Estava bem tarde. Naquele horário já estaria em casa se fosse um dia qualquer e aquela a linha que estava acostumado a pegar. Toca a campainha e na quadra seguinte desse um dos dois passageiros daquele ônibus. Apressadamente sem nem olhar para trás se afasta do veículo que também se afasta seguindo sua rota.
A calçada irregular estava suja pelas folhas e galhos que caíram por causa da chuva que durou a tarde toda e o começo da noite. Desviava das poças d’água que formavam espelhos que refletia as marquises cafonas das lojas, o tom cinza e o desbotado dos prédios, a iluminação pública laranja onde gotículas formavam ondulações ovais.
Estava frustrado porque tinha demorado mais do que o comum para sair daquele campus e não ganhara carona por causa de um sujeito entrão e sem noção. Estava irritado também, não só pelo episódio da carona, mas também por ter que pegar um ônibus para outro lugar já que os da sua linha deixam de passar, embora não devessem, no campus depois daquele horário.

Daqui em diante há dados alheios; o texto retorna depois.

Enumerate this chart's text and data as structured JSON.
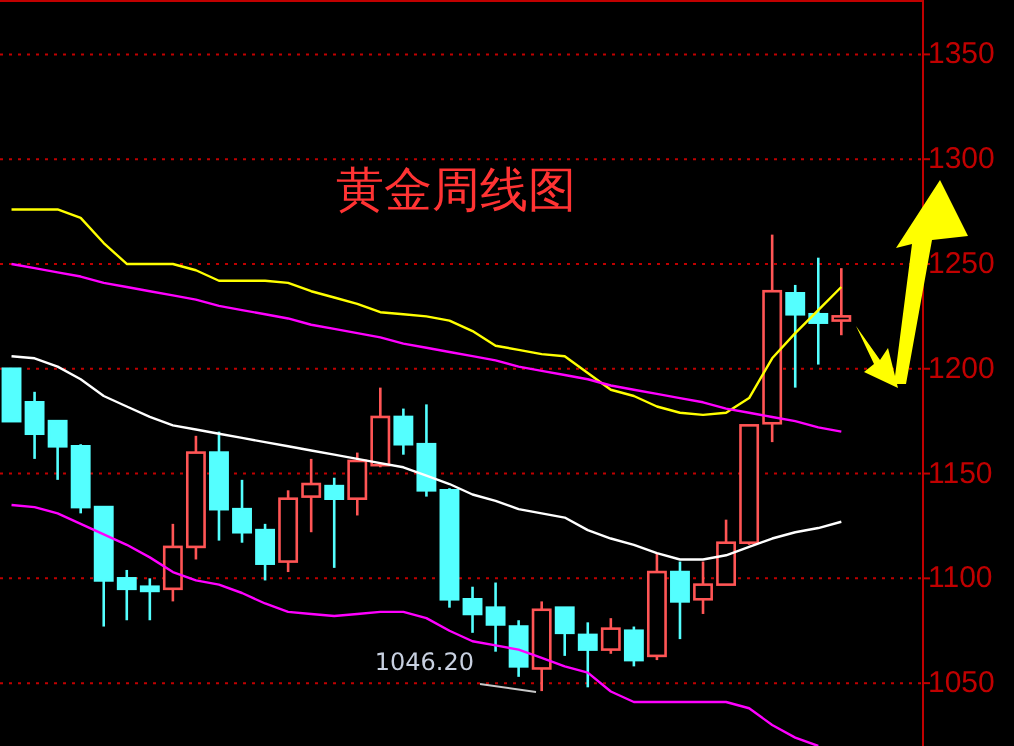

De certa forma sentia-se humilhado – por ficar para trás e por ficar esperando o ônibus que não viria, abandonado, não reconhecido tanto pelos amigos, que foram embora primeiro e juntos, como no geral. Sentia frio, embora estivesse apenas fresco. Na barriga uma sensação de vazio potencializadas pelo significado que tinha para ele as luzes de natal da cidade.
A sua frente o resultado da exclusão econômica e da falência social, um grupelho de mendigos debaixo de uma marquise dividindo solidariamente seus papelões e jornais. Ficou com medo, atravessou para a outra calçada com antecedência. Normal para quem também constrói de certa forma as barreiras da segregação social.
Andava lentamente e se pôs a pensar em quem não conhecia, não sabia o rosto, a voz, as idéias, o que fazia da vida, apenas deseja ter a companhia para um abraço, um beijo, para um sexo que nunca fez, ter a sensação de segurança, de desejado e pudesse retribuir o mesmo. Pensava que talvez pudesse ser o candidato alguém que conhecesse pela internet.
Na internet existem muitos caras legais, mas moram sempre longe e que talvez não vão gostar dele quando encontrá-lo pessoalmente, caso isso realmente aconteça algum dia. Ficou triste. Na sua frente aparece uma figura que não gosta, tem medo, quer distância, mas respeita. Travestis, pessoas que são para ele tanto pseudo-homens como pseudo-mulheres.
Ele não gosta de mulher e esse é um segredo que poucos sabem e não lhe é interessante muitos saberem, tampouco todos. Mulheres são para ele brochantes, chatas, irritantes. Travestis se parecem com mulheres por isso não gosta deles.
Homem é tão bom, porém tão proibido para ele. Não que vá ser assim tão proibido e sim porque ele pensa que seja. E por ser algo proibitivo, também pensa neles como distantes e difíceis de serem conquistados.
Mas é isso, ele gosta de homens. Adora a voz, a virilidade, a força física, a segurança a que isso sugere, o jeito pragmático, sem a embromação que as mulheres possuem. Gosta da anatomia, dos músculos, do corpo, tudo o que um travesti na sua individualidade nega, inverte e por isso não são homens do jeito que ele gosta.
O medo dos travestis se dá também por pensar que todos eles sabem do seu segredo de liquidificador, do o que realmente lhe faz feliz, o que ocupa sua mente, o que tanto deseja e o que lhe é também uma vergonha. E tem medo que eles de alguma forma manifestem isso numa, quem sabe, cantada ou comentário. Uma cantada seria a situação que lhe deixaria assustado, constrangido, mais irritado e mais frustrado.
Travestis, de acordo com seus conhecimentos, andam armados com lâminas afiadas e a sua integridade física e mental conservada também é um desejo que possui.
Passa indiferente pela figura assim como os mendigos, que tem menos em comum com ele. Segue seu caminho, anda na beirada da calçada pensando numa eventual fuga de algum energúmeno realmente perigoso, como quem sabe um assaltante. Chega a estação, passa o cartão, olha as garis farreando. Repensa sobre tudo e pensa em escrever aquilo em algum lugar.